Vestizione ventura del passato,
privilegio d’esistere patendo
ombra di morte stupita e risorta!
Rivesti dei suoi giorni il pescatore
dai gesti assorti di pietà sagace
e pace dona a me romito orante
dentro furiosi sdegni di milizia.
*Antica barca dei pescatori di corallo di Torre del Greco
PENSIERI NEOCATECUMENALI
A Chiara Cardella bambina
Lungo il viale d’Augusto andavamo,
per l’ombra eritrea della mia
infanzia che scendeva dalle palme
d’Oltremare passeggiavo insieme al
segretario della nostra sezione di
Partito e la sua figlioletta.
La bimba interruppe il nostro colloquio
chiedendo: “Papà, perché cammini?”.
Era il tempo che i bambini pare cerchino
il principio di ragion sufficiente
d’ogni cosa, fatto ed evento.
Agli adulti sembra che vogliano
sapere la causa d’ogni possibile.
Ma, forse, quegli inutili quesiti
son la prima lezione di catechismo
agli adulti smarriti nel mondo:
“Il mondo somiglia al mio amore per te”
– dicon così i piccoli ai loro cari –
“È il puro possibile che tu sei per me”.
Di quel ben sono ignari i dolci inquirenti.

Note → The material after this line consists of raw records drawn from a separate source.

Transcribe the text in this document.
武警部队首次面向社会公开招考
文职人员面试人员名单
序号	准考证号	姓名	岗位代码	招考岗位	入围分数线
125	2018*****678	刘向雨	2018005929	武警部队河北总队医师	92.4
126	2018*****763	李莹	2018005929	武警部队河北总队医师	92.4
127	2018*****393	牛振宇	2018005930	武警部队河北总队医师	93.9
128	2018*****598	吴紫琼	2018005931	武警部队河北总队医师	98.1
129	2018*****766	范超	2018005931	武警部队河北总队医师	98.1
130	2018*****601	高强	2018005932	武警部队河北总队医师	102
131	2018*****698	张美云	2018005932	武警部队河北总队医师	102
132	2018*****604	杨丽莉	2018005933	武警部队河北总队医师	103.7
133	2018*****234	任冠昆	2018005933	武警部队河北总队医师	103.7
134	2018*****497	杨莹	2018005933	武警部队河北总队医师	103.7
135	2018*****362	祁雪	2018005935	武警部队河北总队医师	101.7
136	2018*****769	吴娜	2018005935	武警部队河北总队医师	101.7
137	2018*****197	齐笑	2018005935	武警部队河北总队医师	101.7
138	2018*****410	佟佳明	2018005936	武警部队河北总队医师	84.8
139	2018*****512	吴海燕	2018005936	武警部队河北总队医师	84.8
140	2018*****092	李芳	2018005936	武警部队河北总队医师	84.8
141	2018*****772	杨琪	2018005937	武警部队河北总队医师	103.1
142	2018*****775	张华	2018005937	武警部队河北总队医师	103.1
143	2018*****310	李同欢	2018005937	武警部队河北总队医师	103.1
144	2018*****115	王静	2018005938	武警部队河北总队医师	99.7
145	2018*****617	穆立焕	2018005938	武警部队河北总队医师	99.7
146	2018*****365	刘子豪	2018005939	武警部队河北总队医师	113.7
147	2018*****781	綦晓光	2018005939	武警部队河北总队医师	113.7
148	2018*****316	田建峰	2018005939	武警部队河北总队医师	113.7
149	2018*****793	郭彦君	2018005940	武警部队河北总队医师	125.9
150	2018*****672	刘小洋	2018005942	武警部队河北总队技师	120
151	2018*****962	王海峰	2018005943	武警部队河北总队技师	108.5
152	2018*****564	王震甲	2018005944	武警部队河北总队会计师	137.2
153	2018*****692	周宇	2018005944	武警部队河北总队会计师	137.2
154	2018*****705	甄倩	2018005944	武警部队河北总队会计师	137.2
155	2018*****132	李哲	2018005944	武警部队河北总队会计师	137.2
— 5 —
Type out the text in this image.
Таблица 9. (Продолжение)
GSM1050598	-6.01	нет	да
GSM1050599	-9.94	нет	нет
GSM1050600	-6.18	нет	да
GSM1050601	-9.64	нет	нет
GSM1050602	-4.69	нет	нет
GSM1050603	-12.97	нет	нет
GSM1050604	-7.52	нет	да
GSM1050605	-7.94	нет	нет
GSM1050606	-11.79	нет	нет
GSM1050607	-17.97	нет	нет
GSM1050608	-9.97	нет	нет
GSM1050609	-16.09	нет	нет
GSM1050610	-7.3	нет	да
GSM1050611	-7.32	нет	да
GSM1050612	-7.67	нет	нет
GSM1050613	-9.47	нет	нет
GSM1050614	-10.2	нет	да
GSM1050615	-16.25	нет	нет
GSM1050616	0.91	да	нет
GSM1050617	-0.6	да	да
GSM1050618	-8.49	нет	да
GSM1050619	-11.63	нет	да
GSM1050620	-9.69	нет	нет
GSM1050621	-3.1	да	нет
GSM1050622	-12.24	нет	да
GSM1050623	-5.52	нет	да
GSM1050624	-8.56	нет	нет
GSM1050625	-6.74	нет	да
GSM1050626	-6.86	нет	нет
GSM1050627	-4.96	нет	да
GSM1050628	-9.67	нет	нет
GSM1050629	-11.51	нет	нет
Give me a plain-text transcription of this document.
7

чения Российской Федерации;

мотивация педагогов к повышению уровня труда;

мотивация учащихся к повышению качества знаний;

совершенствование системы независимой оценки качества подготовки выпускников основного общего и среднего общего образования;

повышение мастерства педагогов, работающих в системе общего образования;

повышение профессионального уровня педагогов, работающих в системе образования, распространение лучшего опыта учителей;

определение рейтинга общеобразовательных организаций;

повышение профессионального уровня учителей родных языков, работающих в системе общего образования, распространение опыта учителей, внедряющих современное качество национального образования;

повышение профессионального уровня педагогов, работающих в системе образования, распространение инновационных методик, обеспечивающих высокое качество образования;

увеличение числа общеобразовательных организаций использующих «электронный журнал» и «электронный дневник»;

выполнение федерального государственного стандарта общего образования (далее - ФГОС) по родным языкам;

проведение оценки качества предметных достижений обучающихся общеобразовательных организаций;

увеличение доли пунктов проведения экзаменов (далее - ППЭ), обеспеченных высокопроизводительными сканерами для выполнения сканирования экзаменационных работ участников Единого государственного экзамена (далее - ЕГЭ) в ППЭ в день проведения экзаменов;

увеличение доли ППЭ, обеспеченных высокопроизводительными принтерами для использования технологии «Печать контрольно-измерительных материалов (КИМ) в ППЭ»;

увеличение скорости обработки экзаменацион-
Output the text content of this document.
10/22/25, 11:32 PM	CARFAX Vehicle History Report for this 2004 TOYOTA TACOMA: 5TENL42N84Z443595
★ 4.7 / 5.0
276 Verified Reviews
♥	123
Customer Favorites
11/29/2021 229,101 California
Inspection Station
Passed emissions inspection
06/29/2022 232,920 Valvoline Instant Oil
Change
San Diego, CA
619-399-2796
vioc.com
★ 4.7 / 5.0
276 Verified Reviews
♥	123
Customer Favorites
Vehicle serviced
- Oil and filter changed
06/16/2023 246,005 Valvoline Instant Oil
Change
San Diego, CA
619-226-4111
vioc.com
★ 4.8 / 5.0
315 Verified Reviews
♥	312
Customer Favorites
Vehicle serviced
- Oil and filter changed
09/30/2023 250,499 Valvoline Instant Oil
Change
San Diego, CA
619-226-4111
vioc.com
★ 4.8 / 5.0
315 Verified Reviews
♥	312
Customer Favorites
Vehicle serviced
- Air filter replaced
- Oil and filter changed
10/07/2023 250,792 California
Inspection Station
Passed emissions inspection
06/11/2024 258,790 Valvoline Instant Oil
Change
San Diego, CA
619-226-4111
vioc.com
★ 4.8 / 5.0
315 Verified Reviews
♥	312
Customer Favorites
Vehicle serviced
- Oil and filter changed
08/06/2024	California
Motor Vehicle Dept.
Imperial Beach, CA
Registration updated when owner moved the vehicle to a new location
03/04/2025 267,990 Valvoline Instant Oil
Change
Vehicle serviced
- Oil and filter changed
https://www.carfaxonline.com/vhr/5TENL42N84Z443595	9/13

Lo dicono senza saperlo come quando
ignari del male pecchiamo e questa è
la misura di ogni Remissione.
Non altro modo ha l’Amor creatore
che perdonando noi perdona sé
e lode oscura accoglie più di culto
nel deporci interiore ai piedi nostri.
D’UN VEGGENTE PLEBEO
Quasi correndo, a voce ferma e
alta, un passante fendeva la folla
come un araldo di stremato vero.
Bandendo andava messianico editto
non più a se stesso ma non a tutti,
l’onor dei molti convocando al campo
della più santa e disperata lotta:
“Nun ce vo’ niente, no! Pe’addivinta’ ommo,
niente nce vo’! Nce vonno sulo ‘e muorte!”.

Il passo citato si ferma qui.